Madison Reed’s aggressive offline push corresponds to roughly one Color Bar opening each month. To determine locations for the shops, Madison Reed draws on data it gathers from its customers and its database of more than 700,000 email addresses.
Because a large share of consumers don’t want to color their hair at home, the Color Bars were always part of Madison Reed’s business model, Errett says. “We launched three years ago,” she says. “We spent three years scaling the online business, now we’re seeking to address the rest of the market.”
The Color Bars attract a mix of consumers who weren’t familiar with the brand, some who knew the brand but hadn’t bought the product and some regular online customers.
The retailer’s marketing strategy assumes that some of its existing customers will spread word of the Color Bar to other consumers. For instance, when it opened the Color Bar in New York it leaned on email marketing for the 20,000 consumers in its database who live in the area. With the physical presence itself and the word of mouth marketing, the retailer barely increased its marketing budget to drive consumers into the salon.
That’s a sign that the Color Bars are paying off, Errett says.

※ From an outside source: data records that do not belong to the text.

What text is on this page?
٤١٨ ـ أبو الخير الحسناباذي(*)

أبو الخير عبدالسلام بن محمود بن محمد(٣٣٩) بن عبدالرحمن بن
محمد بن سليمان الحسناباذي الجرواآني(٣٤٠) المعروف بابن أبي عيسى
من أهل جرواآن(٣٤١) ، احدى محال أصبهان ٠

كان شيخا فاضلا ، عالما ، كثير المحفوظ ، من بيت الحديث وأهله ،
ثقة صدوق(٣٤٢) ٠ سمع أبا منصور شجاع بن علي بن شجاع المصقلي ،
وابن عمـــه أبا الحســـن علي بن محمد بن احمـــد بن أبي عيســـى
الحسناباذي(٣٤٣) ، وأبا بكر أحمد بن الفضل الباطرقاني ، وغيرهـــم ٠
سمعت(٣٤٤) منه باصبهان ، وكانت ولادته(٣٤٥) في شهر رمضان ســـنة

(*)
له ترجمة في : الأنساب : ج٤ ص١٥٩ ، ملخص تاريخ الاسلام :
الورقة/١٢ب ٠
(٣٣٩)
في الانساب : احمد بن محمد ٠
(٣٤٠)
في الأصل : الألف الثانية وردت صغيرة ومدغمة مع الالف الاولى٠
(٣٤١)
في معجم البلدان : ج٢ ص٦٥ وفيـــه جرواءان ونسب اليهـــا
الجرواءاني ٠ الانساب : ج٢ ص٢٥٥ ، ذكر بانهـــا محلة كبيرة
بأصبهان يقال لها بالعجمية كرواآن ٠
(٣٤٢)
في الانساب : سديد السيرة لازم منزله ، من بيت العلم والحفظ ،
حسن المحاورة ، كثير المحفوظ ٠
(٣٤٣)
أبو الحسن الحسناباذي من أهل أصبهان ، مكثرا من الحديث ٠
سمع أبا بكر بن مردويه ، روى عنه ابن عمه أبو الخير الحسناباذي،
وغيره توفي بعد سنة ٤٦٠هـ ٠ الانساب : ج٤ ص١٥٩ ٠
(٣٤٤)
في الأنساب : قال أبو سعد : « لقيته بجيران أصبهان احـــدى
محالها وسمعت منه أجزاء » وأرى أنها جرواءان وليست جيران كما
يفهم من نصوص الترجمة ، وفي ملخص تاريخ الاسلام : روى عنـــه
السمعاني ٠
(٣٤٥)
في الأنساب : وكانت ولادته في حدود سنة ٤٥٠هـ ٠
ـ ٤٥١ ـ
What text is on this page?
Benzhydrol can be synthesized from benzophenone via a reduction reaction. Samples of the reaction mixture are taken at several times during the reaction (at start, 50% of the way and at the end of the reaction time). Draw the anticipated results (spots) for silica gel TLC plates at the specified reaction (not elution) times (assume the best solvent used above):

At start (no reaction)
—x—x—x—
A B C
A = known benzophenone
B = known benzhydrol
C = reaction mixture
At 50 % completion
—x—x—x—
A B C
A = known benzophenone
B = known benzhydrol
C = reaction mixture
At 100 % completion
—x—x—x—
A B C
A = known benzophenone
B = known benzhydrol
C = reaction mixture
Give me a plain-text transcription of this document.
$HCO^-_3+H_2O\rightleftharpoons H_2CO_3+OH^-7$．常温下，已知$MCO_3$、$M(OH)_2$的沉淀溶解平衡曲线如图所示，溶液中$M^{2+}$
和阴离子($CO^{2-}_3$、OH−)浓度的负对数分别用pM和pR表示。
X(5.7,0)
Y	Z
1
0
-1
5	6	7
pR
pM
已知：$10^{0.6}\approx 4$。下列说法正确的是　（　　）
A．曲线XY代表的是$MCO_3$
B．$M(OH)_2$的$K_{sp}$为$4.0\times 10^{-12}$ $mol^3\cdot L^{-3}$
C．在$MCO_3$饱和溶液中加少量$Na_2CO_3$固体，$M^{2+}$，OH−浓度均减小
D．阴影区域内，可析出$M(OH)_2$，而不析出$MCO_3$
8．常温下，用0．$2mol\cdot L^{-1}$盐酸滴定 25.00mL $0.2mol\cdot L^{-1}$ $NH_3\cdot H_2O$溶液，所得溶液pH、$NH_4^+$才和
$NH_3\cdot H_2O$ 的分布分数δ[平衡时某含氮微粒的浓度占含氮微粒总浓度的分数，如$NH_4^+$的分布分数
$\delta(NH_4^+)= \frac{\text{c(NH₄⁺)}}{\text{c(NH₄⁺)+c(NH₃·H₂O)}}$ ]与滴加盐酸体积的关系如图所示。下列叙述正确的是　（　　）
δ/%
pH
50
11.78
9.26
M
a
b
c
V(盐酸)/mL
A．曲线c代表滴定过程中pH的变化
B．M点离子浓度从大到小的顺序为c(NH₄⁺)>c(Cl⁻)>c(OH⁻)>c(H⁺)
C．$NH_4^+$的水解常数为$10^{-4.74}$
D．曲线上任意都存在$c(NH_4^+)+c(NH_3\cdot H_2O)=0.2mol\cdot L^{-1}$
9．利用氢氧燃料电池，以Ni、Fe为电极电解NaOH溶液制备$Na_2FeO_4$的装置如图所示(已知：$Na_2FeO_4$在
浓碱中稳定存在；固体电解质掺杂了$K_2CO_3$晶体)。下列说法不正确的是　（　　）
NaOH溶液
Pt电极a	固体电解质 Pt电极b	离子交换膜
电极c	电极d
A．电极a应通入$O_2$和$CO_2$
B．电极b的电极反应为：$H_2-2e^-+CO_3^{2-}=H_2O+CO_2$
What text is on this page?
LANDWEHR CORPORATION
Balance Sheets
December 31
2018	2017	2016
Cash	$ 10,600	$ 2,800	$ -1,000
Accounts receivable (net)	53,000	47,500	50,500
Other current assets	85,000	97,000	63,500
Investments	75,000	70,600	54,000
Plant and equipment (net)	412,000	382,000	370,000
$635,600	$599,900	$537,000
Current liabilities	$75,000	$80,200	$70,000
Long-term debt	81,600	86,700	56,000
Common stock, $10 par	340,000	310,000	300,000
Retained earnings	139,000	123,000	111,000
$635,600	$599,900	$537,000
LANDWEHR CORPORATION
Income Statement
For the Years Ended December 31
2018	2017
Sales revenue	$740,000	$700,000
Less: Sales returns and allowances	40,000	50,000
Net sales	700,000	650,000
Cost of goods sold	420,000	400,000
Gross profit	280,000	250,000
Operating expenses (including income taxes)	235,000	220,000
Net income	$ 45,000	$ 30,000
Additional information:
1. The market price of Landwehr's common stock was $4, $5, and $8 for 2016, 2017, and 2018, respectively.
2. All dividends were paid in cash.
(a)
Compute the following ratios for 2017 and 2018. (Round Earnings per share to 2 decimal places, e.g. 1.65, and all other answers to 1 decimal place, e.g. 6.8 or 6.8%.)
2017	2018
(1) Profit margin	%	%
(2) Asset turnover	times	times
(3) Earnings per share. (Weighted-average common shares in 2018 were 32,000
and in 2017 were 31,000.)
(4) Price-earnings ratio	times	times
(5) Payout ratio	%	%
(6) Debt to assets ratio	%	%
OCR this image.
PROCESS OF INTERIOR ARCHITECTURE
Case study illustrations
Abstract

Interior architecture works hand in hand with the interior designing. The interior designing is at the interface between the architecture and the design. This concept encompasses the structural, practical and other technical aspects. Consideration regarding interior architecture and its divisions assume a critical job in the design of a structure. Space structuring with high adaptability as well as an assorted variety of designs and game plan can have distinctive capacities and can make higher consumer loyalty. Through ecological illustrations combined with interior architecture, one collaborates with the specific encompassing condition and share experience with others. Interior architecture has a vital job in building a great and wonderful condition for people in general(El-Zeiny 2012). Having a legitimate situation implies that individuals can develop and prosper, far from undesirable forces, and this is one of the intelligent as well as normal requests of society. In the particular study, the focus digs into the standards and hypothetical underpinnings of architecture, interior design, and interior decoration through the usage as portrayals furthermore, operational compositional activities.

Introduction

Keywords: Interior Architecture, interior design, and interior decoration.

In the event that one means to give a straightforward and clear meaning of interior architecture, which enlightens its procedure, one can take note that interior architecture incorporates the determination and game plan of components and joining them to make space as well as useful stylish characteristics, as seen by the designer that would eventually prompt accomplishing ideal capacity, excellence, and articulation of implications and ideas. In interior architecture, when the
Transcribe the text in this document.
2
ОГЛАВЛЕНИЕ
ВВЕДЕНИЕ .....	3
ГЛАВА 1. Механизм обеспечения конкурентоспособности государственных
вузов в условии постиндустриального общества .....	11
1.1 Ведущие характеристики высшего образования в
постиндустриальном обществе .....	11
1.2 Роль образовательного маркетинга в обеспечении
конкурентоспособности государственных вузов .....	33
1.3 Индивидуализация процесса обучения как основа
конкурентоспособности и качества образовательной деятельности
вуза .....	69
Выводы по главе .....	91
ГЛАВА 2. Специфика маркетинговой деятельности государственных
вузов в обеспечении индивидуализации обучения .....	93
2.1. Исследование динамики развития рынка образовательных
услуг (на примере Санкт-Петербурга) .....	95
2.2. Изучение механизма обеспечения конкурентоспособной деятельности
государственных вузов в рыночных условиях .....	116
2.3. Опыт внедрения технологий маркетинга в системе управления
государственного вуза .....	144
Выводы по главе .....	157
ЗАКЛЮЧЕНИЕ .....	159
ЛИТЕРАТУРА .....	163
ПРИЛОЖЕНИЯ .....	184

“I just want to meet customers wherever they are,” she says. “If they want to shop online, that’s great, awesome. If they want to come into our store, that’s awesome. If they want to do both, that’s awesome. We’re simply looking for multiple ways to scale our business.”
Just as technology plays a critical role on Madison-Reed.com to help consumers find the ideal color for their hair, technology also does so in the Color Bars, which help the retailer continue to learn about its customers.
The vast majority of Madison Reed Color Bar customers make their appointments online and select from one of the four service options—root only, root reboot, roots + gloss and color reviving gloss (they can also choose to add a blowout). Then, once in the Color Bar, they take a color quiz online that helps them find the ideal color shade, which they can then discuss with the stylist.
“The algorithm is amazing, but having a human there to make sure it is doing its job is crucial,” Errett says. The retailer’s data-heavy approach has helped shape the Color Bars. For instance, a few months after the two salons opened, the retailer found that 35% of customers don’t want their stylist to blow dry their hair. That led the retailer to offer a free blow-dry station, where a consumer can quickly dry her own hair before she leaves.
The retailer also leverages the data it gathers about its customers to offer product suggestions in the Color Bar, as well as in follow-up emails. The approach has led roughly 33% of shoppers to buy additional products, such as color-protecting shampoo and conditioner, in the store and another 7% to make an additional purchase online.
“The kiss of death for most offline retailers is they have no stake in the ground around data—their level of clienteling is neophyte,” Errett says.